Henri Matisse, Dancer Resting, 1940
Painted just before Henri Matisse abandoned painting for designs composed of paper cutouts, Dancer Resting incorporates interests that occupied him throughout his career: the human figure, bright colours, varied lines and patterns, all given equal attention. The woman, Lydia Delectorskaya, Matisses favourite model at the time, leans back in her chair, her legs casually splayed. She gazes out matter-of-factly at the viewer, at ease with herself. One of Matisses paintings of nudes rests on an easel in the upper right and provides a self-referential wink to the viewer. House plants and the large blocks of colour on the floor create patterns that reflect Matisses lifelong interest in decorative motifs. Delectorskaya remained with Matisse as a studio manager, model, secretary, and finally, caregiver, until his death in 1954. Enigmatically known only as Madame Lydia to studio visitors, she was pivotal in helping to produce his late work when his health was in rapid decline.

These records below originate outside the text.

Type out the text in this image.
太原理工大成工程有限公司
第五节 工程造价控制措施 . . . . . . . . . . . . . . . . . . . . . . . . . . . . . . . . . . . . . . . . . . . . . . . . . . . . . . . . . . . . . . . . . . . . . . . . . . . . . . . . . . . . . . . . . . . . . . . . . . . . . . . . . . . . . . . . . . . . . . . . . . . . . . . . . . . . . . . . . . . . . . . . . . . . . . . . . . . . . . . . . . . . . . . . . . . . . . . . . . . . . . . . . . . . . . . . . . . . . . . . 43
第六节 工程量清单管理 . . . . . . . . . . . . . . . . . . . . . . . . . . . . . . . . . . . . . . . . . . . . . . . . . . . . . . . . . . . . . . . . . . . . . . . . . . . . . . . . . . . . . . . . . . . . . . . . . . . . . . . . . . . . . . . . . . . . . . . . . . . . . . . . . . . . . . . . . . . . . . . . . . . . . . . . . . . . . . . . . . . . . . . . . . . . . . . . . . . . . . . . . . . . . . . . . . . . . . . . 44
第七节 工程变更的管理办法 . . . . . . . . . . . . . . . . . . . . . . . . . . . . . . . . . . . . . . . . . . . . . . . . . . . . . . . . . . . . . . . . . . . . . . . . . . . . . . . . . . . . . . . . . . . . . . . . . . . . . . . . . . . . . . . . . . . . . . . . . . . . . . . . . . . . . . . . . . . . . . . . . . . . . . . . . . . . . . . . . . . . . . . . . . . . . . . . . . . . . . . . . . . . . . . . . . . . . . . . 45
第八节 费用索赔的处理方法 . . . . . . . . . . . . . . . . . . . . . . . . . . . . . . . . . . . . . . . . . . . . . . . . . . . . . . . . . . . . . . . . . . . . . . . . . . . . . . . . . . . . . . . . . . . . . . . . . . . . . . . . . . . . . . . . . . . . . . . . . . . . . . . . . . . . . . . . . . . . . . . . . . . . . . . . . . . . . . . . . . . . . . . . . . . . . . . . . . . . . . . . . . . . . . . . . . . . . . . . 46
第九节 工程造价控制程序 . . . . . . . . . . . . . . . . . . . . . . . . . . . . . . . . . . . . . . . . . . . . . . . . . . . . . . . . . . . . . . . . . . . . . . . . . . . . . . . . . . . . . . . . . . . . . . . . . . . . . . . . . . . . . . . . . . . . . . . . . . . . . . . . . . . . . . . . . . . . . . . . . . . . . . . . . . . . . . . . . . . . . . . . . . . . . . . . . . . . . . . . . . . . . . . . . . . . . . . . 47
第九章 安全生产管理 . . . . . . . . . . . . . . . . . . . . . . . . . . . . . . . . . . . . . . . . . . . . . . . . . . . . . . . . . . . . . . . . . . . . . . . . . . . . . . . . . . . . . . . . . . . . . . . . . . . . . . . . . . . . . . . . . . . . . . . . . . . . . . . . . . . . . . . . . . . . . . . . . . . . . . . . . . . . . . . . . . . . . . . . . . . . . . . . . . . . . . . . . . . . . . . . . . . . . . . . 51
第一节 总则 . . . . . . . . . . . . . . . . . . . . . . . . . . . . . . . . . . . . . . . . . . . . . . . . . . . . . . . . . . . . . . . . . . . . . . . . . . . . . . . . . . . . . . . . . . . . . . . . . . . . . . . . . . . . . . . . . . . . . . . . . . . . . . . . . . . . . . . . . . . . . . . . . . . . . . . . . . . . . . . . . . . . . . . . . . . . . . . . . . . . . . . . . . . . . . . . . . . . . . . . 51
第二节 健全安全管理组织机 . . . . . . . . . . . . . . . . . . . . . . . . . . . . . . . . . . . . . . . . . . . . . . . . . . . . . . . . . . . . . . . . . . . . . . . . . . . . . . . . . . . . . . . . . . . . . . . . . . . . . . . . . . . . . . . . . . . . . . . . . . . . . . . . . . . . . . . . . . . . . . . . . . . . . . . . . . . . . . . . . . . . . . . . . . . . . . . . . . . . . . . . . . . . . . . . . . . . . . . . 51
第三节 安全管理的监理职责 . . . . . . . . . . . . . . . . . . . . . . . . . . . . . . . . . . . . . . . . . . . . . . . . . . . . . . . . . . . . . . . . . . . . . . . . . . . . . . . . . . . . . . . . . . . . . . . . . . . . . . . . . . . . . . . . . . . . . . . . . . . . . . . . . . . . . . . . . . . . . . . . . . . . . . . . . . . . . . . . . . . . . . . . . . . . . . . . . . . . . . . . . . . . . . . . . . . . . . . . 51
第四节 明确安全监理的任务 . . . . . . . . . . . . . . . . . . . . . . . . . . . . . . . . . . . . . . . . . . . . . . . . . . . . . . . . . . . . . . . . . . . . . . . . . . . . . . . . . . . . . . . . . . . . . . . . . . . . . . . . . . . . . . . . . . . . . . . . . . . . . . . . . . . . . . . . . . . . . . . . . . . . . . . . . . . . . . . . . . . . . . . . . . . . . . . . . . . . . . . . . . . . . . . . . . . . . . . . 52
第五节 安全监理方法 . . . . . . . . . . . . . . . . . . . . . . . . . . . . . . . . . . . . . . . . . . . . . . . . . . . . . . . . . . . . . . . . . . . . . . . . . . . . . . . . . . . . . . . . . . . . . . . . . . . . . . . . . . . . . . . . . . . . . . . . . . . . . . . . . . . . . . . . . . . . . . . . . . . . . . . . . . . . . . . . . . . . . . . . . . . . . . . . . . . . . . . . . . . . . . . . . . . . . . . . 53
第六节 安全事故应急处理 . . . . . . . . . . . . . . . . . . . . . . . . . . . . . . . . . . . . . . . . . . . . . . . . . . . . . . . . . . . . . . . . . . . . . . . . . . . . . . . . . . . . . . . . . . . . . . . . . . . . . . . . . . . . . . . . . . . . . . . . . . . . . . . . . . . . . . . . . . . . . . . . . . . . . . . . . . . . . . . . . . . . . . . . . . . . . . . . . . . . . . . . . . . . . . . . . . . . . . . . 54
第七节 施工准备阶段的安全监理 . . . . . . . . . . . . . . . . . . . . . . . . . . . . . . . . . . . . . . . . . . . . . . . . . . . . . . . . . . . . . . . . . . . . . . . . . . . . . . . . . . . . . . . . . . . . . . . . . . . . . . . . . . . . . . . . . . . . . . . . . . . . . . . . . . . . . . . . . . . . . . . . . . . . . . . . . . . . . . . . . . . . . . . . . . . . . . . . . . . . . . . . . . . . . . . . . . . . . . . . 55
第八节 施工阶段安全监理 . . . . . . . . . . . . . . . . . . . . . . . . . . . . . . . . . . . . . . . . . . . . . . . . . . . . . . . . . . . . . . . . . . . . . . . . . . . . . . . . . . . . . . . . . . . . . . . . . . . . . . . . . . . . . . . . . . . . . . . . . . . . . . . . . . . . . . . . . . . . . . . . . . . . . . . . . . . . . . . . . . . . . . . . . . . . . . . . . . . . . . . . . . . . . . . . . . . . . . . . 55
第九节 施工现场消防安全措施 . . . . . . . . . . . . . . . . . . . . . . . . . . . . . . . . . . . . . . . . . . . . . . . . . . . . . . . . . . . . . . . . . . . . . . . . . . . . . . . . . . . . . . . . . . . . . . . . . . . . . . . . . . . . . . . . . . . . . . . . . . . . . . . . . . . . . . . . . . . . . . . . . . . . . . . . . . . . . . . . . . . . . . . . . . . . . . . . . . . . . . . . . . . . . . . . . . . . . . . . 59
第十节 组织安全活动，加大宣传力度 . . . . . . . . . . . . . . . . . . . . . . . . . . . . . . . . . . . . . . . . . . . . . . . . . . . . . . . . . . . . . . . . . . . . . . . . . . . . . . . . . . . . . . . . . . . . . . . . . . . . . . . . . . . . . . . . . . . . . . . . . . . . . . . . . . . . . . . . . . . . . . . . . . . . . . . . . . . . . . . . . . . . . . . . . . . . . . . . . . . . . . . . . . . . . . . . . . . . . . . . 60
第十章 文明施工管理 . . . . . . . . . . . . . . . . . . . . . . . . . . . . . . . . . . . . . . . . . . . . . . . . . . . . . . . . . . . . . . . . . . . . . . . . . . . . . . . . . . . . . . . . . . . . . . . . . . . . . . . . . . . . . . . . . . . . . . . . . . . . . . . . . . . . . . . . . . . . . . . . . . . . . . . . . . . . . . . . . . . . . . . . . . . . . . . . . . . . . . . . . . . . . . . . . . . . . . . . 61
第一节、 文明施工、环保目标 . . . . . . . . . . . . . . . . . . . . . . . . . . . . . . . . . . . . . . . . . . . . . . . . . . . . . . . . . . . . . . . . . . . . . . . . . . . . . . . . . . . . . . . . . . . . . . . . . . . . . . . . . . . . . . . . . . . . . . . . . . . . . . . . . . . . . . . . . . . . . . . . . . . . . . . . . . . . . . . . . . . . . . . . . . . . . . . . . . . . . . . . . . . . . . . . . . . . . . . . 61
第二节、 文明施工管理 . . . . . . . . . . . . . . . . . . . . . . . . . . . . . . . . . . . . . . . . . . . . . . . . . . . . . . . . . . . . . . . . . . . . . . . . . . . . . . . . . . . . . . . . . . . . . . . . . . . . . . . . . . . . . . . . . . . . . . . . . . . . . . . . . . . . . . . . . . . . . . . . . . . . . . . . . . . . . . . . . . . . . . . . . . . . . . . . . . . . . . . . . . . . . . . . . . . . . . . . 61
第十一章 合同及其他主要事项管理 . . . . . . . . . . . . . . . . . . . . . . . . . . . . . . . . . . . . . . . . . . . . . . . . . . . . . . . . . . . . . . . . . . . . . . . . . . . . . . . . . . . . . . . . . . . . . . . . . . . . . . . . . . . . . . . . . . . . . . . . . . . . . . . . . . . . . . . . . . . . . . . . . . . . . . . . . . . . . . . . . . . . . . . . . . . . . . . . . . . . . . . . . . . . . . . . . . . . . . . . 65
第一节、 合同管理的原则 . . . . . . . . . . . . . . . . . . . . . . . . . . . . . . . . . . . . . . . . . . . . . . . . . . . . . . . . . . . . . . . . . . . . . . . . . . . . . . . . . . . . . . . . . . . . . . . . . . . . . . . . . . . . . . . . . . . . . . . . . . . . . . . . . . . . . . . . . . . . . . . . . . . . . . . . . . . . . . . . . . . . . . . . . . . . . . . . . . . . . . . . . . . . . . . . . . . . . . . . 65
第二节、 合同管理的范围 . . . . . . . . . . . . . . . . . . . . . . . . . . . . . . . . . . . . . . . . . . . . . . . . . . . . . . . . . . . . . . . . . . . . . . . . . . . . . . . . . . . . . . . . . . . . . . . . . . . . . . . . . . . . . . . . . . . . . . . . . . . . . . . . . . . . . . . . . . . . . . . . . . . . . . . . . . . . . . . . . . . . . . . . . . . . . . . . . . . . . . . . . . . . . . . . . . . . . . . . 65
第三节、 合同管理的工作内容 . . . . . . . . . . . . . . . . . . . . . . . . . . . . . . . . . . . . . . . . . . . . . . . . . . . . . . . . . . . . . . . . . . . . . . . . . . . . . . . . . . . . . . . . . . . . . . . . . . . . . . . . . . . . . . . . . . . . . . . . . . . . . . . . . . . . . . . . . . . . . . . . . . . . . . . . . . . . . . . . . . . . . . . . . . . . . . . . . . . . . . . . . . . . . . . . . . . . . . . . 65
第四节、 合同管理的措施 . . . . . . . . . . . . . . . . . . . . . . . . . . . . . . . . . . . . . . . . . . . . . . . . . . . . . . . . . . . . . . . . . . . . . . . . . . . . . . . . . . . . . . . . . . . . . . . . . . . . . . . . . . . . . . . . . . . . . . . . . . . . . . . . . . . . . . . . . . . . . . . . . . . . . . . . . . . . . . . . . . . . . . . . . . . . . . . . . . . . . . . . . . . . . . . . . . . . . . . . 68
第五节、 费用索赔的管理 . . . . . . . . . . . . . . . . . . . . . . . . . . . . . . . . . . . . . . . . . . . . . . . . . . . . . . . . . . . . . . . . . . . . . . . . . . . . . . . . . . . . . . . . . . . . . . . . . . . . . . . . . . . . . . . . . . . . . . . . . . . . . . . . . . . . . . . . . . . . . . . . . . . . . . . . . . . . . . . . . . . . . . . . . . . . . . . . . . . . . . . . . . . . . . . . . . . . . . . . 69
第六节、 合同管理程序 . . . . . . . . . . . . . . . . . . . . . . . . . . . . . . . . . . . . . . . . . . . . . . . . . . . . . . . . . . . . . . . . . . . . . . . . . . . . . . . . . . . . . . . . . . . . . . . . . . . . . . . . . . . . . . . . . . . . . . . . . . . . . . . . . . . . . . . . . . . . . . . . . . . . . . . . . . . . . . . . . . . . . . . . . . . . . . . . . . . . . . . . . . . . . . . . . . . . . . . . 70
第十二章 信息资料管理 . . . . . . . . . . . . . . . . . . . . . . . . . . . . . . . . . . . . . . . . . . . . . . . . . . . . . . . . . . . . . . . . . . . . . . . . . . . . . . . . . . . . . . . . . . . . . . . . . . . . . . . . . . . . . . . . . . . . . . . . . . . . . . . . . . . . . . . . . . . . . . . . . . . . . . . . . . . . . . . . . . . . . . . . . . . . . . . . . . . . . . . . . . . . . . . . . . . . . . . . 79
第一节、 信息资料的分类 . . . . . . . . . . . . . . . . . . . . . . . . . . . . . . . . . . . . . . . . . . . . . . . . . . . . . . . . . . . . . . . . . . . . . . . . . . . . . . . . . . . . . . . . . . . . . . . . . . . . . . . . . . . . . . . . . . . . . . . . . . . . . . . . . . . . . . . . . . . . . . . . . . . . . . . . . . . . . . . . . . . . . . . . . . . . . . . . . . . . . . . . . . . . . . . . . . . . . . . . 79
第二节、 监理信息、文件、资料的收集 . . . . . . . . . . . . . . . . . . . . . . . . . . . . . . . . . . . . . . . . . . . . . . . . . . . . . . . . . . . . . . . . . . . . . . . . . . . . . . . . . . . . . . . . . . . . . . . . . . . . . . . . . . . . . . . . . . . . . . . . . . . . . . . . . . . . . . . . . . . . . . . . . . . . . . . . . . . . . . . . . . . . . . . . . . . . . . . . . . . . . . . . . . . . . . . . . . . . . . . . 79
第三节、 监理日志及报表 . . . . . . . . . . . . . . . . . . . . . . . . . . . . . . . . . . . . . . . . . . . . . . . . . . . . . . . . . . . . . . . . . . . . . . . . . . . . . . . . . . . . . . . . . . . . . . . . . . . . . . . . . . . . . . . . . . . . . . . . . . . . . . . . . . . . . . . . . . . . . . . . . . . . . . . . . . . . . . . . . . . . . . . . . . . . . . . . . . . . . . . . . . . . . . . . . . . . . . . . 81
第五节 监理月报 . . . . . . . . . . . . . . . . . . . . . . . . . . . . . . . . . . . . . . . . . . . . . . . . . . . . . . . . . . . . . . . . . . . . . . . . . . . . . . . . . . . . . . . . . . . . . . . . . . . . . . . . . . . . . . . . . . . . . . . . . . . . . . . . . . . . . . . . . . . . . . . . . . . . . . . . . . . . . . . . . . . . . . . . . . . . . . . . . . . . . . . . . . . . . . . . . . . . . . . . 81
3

Helen Frankenthaler, Blue Jay, 1963
A line, colour, shapes, spaces, all do one thing for and within themselves, and yet do something else, in relation to everything that is going on within the four sides [of the canvas]. A line is a line, but [also] is a colour
It does this here, but that there. The canvas surface is flat and yet the space extends for miles. What a lie, what trickery - how beautiful is the very idea of painting. - Helen Frankenthaler. Abstract Expressionist painter Helen Frankenthaler was a significant figure in the postwar American art scene, rising to prominence in the 1950s. By the 1960s, Frankenthaler increasingly utilised a technique she referred to as soak stain, resulting in a watercolour-like appearance as seen in Blue Jay. This is achieved by painting directly onto an unprimed canvas with turpentine-diluted oil paints, which influenced artists such as Kenneth Noland and Morris Louis and led the way for Colour Field painting.